Core Queue Patterns #
Point-to-Point (Work Queue) #
Producer → [Queue] → Consumer₁
→ Consumer₂ (competing consumers)
→ Consumer₃Each message processed by exactly one consumer. Good for task distribution.
Pub/Sub (Fan-out) #
Producer → [Topic] → Subscriber₁ (gets ALL messages)
→ Subscriber₂ (gets ALL messages)
→ Subscriber₃ (gets ALL messages)Each message delivered to every subscriber. Good for event notification.
Delivery Guarantees #
| Guarantee | Mechanism | Trade-off |
|---|---|---|
| At-most-once | Fire and forget | Fast, but messages can be lost |
| At-least-once | Ack-based with retry | No loss, but duplicates possible |
| Exactly-once | Idempotent consumers + dedup | Strongest, most complex/expensive |
In practice, most systems use at-least-once with idempotent consumers. True exactly-once is expensive and often unnecessary if consumers are idempotent. See also: Idempotency.
Additional Patterns #
- Dead Letter Queue (DLQ): Messages that fail processing N times are moved to a DLQ for manual inspection. Prevents poison messages from blocking the queue.
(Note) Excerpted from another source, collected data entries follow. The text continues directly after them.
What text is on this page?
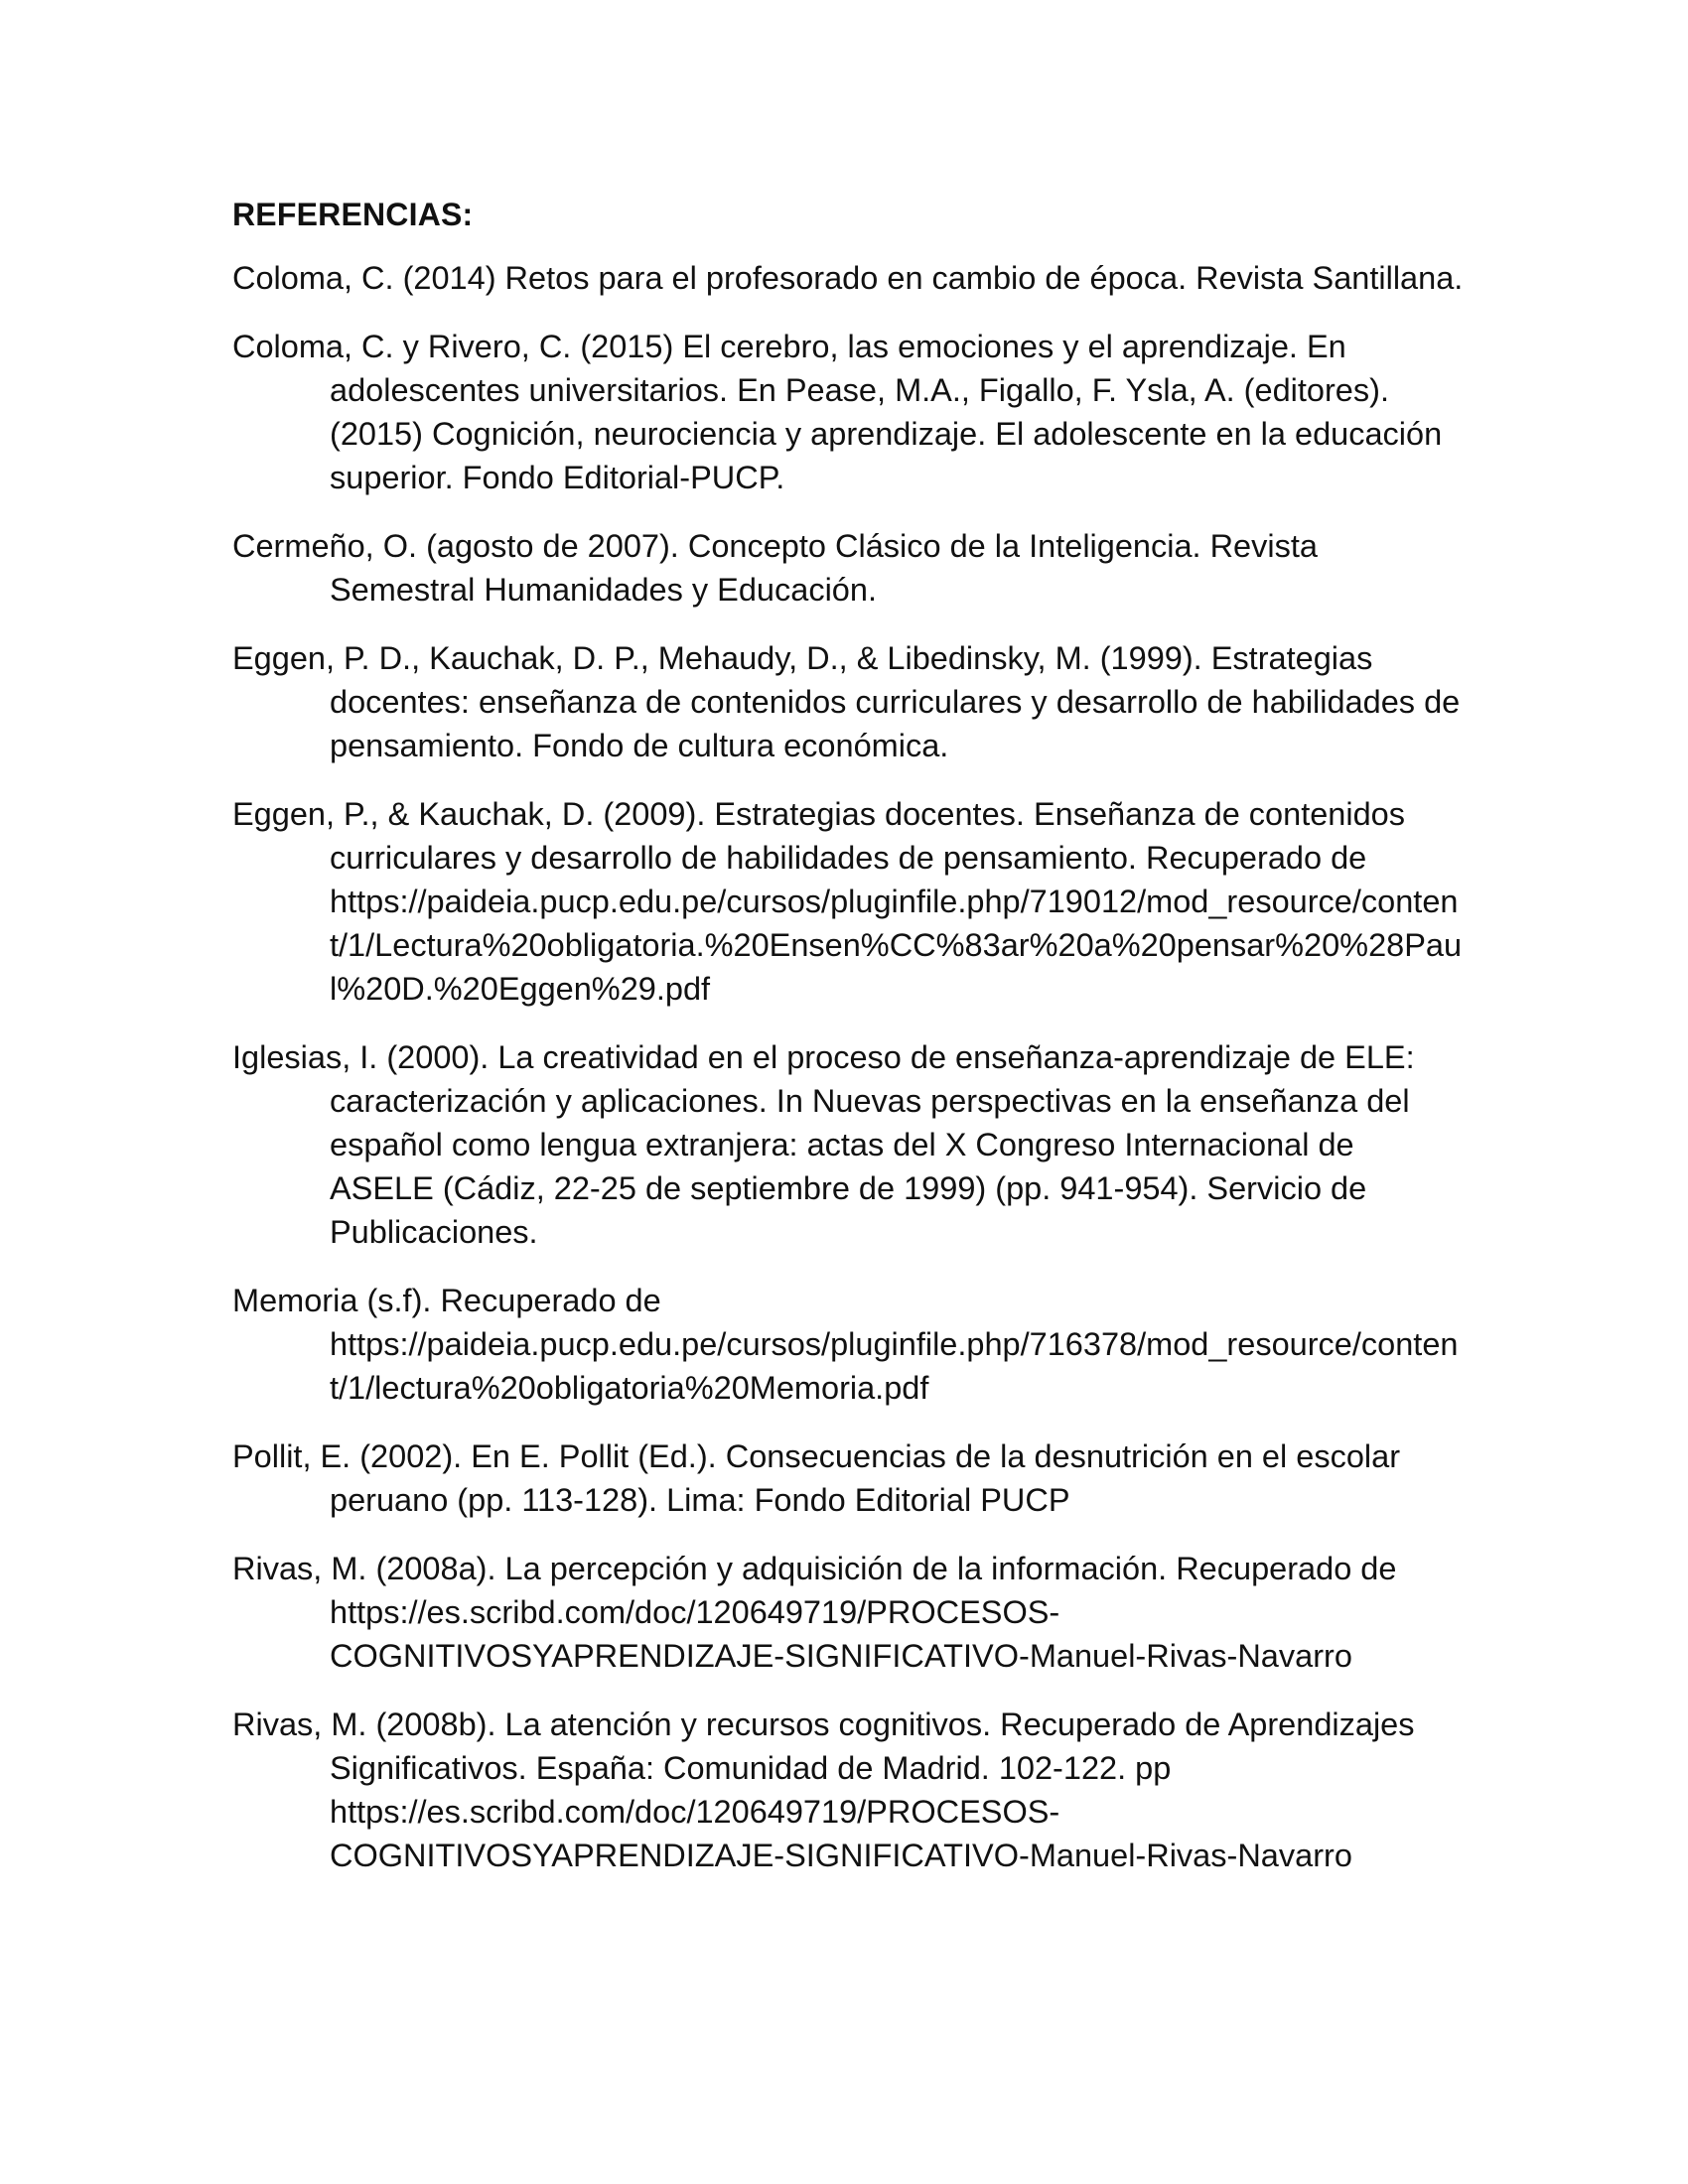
REFERENCIAS:
Coloma, C. (2014) Retos para el profesorado en cambio de época. Revista Santillana.
Coloma, C. y Rivero, C. (2015) El cerebro, las emociones y el aprendizaje. En adolescentes universitarios. En Pease, M.A., Figallo, F. Ysla, A. (editores). (2015) Cognición, neurociencia y aprendizaje. El adolescente en la educación superior. Fondo Editorial-PUCP.
Cermeño, O. (agosto de 2007). Concepto Clásico de la Inteligencia. Revista Semestral Humanidades y Educación.
Eggen, P. D., Kauchak, D. P., Mehaudy, D., & Libedinsky, M. (1999). Estrategias docentes: enseñanza de contenidos curriculares y desarrollo de habilidades de pensamiento. Fondo de cultura económica.
Eggen, P., & Kauchak, D. (2009). Estrategias docentes. Enseñanza de contenidos curriculares y desarrollo de habilidades de pensamiento. Recuperado de https://paideia.pucp.edu.pe/cursos/pluginfile.php/719012/mod_resource/content/1/Lectura%20obligatoria.%20Ensen%CC%83ar%20a%20pensar%20%28Paul%20D.%20Eggen%29.pdf
Iglesias, I. (2000). La creatividad en el proceso de enseñanza-aprendizaje de ELE: caracterización y aplicaciones. In Nuevas perspectivas en la enseñanza del español como lengua extranjera: actas del X Congreso Internacional de ASELE (Cádiz, 22-25 de septiembre de 1999) (pp. 941-954). Servicio de Publicaciones.
Memoria (s.f). Recuperado de https://paideia.pucp.edu.pe/cursos/pluginfile.php/716378/mod_resource/content/1/lectura%20obligatoria%20Memoria.pdf
Pollit, E. (2002). En E. Pollit (Ed.). Consecuencias de la desnutrición en el escolar peruano (pp. 113-128). Lima: Fondo Editorial PUCP
Rivas, M. (2008a). La percepción y adquisición de la información. Recuperado de https://es.scribd.com/doc/120649719/PROCESOS-COGNITIVOSYAPRENDIZAJE-SIGNIFICATIVO-Manuel-Rivas-Navarro
Rivas, M. (2008b). La atención y recursos cognitivos. Recuperado de Aprendizajes Significativos. España: Comunidad de Madrid. 102-122. pp https://es.scribd.com/doc/120649719/PROCESOS-COGNITIVOSYAPRENDIZAJE-SIGNIFICATIVO-Manuel-Rivas-Navarro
- Priority Queue: Messages processed by priority rather than FIFO. Useful for tiered SLAs.
- Delay Queue: Messages become visible only after a configurable delay. Useful for scheduled tasks.
- Ordering: FIFO within a partition key (e.g. Kafka guarantees ordering within a partition). Global ordering is expensive and usually unnecessary.
Instinct #
Kafka for event streaming (high-throughput, ordered, replayable). SQS/RabbitMQ for task queues (simpler, fire-and-forget work distribution). Don’t use Kafka as a task queue; don’t use SQS as an event log. The tool choice follows the pattern.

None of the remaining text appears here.